オンライン科学誌「サイエンティフィック・リポーツ」にこのほど掲載された研究報告から、電気自動車とガソリン車がそれぞれ1キロメートルの距離を走行した時、電気自動車による大気中への排熱量は、ガソリン車の20%以下であることが明らかになった。湖南大学の黎燦兵教授と曹一家教授をリーダーとする研究チームは、「電気自動車が従来のガソリン車に取って代われば、都市の温度を下げることができる可能性が高い」との見方を示している。中国科学報が伝えた。
同じ気候条件のもとで都市と農村の気温を比べた場合、都市の方が高い。これが「都市のヒートアイランド現象」と呼ばれる現象だ。統計データによると、ある地域の緑化率が30%を上回ると、その緑地がヒートアイランド現象を緩和する作用が認められる。緑化率が50%を超えると、その効果は鮮明だ。とはいえ、面積が極めて大きい都市にとっては、緑化という「エアコン」で都市の気温を下げることは、困難極まりない。
黎教授率いる研究チームは、別の角度からも、都市の気温を下げる方法についてアプローチを試みた。同教授は以下の通り指摘した。

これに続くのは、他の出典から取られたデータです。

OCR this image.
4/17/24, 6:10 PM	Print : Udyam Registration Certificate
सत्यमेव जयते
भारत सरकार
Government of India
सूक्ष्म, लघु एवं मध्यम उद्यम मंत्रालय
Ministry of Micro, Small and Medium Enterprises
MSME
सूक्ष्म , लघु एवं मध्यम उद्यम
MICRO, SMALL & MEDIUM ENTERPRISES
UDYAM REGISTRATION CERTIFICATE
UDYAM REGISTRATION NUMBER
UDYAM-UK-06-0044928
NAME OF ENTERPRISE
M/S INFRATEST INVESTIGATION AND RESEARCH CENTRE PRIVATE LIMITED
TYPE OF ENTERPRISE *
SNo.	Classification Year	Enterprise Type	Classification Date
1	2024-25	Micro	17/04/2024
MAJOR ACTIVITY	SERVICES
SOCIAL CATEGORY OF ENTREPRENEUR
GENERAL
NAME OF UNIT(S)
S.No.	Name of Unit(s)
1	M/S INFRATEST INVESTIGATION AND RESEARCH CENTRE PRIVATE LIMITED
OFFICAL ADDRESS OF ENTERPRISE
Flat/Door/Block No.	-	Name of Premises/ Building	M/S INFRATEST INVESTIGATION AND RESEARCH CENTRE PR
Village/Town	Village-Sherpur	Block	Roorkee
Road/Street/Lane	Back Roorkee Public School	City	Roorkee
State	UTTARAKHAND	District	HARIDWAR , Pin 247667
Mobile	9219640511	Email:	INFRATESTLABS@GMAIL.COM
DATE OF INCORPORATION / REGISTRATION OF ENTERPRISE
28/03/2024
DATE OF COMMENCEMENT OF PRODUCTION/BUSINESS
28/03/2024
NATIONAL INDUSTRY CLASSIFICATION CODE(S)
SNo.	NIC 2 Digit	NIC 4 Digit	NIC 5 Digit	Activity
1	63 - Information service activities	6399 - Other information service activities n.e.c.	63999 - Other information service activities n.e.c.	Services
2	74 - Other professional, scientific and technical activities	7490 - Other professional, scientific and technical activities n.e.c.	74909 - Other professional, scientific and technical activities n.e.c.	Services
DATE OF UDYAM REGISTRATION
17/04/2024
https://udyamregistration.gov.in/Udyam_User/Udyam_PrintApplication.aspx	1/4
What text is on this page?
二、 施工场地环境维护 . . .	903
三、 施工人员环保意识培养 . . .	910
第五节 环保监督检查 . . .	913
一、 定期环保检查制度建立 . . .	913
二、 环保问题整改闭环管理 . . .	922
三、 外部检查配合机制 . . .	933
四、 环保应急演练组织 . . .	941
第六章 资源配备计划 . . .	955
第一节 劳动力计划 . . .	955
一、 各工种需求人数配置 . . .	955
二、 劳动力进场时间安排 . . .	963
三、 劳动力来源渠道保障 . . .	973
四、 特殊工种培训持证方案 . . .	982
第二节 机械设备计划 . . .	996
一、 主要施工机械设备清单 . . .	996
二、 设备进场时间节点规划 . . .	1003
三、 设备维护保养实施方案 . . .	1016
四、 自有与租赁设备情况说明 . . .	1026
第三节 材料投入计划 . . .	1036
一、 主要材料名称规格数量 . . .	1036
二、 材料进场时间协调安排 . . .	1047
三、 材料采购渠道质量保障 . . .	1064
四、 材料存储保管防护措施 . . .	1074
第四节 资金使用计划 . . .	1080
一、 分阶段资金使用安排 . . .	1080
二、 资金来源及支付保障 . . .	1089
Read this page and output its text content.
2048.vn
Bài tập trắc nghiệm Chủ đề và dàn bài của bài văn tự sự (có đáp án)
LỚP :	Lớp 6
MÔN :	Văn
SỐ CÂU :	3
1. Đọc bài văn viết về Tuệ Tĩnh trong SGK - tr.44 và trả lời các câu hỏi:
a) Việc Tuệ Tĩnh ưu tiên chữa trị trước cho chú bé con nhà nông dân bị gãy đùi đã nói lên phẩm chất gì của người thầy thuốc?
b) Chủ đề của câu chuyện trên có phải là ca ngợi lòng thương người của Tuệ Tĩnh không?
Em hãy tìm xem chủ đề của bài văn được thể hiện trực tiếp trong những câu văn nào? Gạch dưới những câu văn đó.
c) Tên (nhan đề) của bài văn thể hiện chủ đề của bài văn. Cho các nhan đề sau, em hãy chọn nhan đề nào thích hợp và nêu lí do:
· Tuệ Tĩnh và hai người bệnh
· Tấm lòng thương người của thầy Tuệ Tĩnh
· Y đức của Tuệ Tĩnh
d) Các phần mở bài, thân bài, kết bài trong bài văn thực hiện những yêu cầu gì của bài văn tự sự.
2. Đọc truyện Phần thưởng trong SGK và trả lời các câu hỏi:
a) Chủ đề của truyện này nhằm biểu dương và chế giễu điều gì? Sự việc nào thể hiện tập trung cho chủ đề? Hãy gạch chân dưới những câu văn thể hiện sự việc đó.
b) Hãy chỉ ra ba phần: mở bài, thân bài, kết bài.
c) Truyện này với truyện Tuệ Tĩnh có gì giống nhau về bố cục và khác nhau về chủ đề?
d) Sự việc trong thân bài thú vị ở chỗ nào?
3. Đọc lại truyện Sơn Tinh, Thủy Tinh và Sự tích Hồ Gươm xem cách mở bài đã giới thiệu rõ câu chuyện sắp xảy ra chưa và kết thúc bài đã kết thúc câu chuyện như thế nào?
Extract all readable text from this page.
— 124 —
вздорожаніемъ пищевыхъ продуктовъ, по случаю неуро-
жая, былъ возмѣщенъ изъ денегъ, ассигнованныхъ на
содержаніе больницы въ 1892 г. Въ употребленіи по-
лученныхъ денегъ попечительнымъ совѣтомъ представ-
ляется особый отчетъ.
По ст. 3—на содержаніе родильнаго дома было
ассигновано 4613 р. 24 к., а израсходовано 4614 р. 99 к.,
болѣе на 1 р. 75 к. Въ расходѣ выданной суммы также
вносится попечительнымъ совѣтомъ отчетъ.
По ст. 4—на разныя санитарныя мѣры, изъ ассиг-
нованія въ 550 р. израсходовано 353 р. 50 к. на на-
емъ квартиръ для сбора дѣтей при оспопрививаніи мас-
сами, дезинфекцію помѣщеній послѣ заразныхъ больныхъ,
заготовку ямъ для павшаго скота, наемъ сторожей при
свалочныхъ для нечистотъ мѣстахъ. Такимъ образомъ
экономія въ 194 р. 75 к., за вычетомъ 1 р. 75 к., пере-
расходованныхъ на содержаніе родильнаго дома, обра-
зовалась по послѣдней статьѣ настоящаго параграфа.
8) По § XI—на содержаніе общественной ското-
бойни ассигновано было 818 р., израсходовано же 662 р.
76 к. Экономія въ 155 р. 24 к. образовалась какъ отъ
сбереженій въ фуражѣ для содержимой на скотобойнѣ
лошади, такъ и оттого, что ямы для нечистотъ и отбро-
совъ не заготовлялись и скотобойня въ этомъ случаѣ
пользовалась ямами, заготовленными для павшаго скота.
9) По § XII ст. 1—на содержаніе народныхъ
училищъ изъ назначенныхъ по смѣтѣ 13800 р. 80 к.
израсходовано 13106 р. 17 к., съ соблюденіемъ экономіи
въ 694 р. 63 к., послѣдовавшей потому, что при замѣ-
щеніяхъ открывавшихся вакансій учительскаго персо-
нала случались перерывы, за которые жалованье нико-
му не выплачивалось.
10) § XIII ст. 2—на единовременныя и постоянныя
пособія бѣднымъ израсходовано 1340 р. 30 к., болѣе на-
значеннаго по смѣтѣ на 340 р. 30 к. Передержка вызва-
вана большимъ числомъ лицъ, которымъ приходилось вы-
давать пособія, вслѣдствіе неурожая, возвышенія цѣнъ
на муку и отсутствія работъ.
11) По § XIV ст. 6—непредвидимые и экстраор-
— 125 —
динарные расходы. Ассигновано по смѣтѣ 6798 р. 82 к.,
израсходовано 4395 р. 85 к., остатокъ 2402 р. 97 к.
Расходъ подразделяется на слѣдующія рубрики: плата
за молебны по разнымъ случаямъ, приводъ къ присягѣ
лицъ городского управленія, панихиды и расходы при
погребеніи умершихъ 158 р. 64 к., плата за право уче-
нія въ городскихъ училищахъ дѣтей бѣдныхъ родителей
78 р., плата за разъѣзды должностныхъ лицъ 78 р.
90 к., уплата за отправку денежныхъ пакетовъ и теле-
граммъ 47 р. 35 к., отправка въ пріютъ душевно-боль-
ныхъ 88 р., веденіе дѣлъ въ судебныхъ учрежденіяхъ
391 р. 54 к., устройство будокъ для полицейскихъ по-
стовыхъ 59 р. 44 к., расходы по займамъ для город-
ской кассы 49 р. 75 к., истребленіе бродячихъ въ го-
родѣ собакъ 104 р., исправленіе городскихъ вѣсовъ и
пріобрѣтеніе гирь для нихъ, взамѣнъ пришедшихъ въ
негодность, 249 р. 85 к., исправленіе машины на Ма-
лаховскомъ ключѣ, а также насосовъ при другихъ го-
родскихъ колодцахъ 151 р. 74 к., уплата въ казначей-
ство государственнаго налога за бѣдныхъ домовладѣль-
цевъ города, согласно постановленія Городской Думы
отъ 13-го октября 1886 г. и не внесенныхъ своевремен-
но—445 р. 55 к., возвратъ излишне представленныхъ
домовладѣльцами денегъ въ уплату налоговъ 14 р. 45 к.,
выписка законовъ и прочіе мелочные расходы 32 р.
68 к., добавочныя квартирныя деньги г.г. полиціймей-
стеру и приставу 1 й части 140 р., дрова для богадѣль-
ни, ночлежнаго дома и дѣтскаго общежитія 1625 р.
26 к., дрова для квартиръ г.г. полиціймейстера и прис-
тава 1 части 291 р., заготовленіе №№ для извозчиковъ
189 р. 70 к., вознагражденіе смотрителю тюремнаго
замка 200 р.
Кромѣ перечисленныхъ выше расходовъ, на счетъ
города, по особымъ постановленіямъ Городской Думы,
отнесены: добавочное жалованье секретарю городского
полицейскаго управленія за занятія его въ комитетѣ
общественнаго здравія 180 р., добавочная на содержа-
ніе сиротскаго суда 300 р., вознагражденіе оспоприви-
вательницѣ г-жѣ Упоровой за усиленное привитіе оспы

我々は、ガソリン車の排熱量は、都市の総排熱量のほぼ半分を占めていることを発見した。その後、電気自動車とガソリン車の比較によって、電気自動車が走行時に排出する熱量は、ガソリン車よりかなり少ないことも分かった。同じ1キロという距離を走った場合、電気自動車による大気中への排熱量は、ガソリン車の20%にも届かなかった。したがって、電気自動車は、大都市における夏のヒートアイランド現象を緩和するのに大いに役に立つ。
我々の推算によると、電気自動車が従来のガソリン車に取って代わった場合、都市の温度は約1℃下がる見込みがある。その上、電気自動車がガソリン車に取って代わったことによって減少した排熱量は、エアコン使用時に消費するエネルギー量も抑えることができる。
電気自動車がどの程度ガソリン車に取って代わることができるかという問題の鍵は、「電池」にある。電池技術におけるブレイクスルーが実現すれば、電気自動車の普及は一気に加速するだろう。